The ethics forms are designed to expose possible and actual conflicts of interests so that public officials can take steps to avoid them.
In one section of the required forms, officials must disclose if they have a financial interest valued at $10,000 or more in any nonpublic company or similar entity, such as a limited liability corporation or partnership. If they do, officials must also disclose if those companies or entities have contracts or business dealings with the state.
McCrory said he had no such stakes in a company or entity in forms filed in 2008, 2012, 2013 and 2014.
The complaint alleges that by not disclosing he was a partner, it did not allow regulators to fully examine the governor’s relationships and McCrory & Company clients for possible conflicts.
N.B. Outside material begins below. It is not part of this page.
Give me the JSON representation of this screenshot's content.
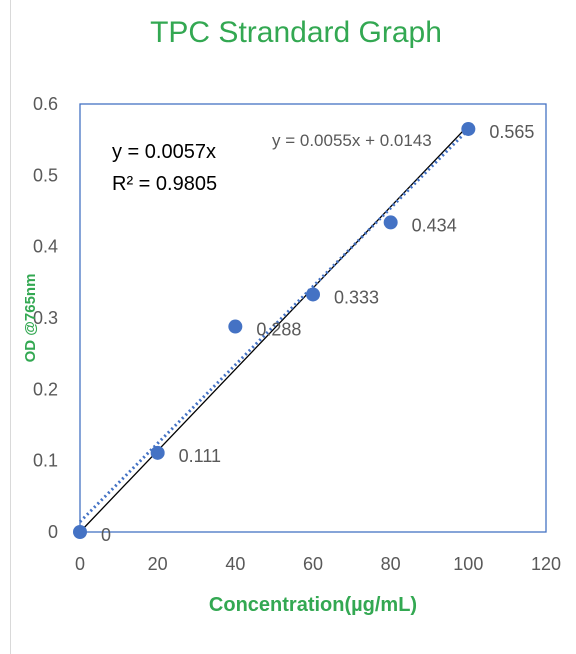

In a separate section of the forms, McCrory did list McCrory & Company as a source of income. He disclosed receiving commissions or fees of more than $5,000, noting in one filing that he was paid for “sales training” in 2012. He has described the income from McCrory & Company as a “consultant fee” or commission income.
The complaint says McCrory & Company had clients that also do state government business, based on current and archived versions of the firm’s website.
An archived version of the company’s website described McCrory as “partner” who had helped clients target public work.
“Pat has been instrumental in helping clients understand the unique complexities, as well as with the ‘situational fluency’ that are necessary to successfully sell to the public sector,” the company said after McCrory was elected governor.
Speaking during a news conference Monday to announcethe state’s deal to sell the Dorothea Dix property to Raleigh, McCrory said he hadn’t read the complaint and wouldn’t go into its accusations, preferring to stand on previous comments related to Duke Energy and Tree.com stock that he had not acted wrongly.
But the governor did address the question of whether he was a partner or not at his brother’s company.
He said he was a paid staff member at McCrory & Company until taking office.
Later Monday, the governor’s chief legal counsel, Bob Stephens, released a statement saying the governor has never had legal standing as a partner with the firm. Stephens called the complaint “political theater.”
“The governor is being attacked for work and compensation he earned prior to entering office,” Stephens said. “There are no facts to support the accusations made in this complaint.”
Stephens said the term partner was a “working title.”
The Progress N.C. Action complaint was filed the same day as a national non-partisan watchdog group, Citizens for Responsibility and Ethics in Washington, filed a complaint with the U.S. House Ethics Committee against U.S. Rep. Mark Sanford of South Carolina. The Associated Press first reported last month that McCrory and Sanford were granted restricted stock shares while at Tree.com.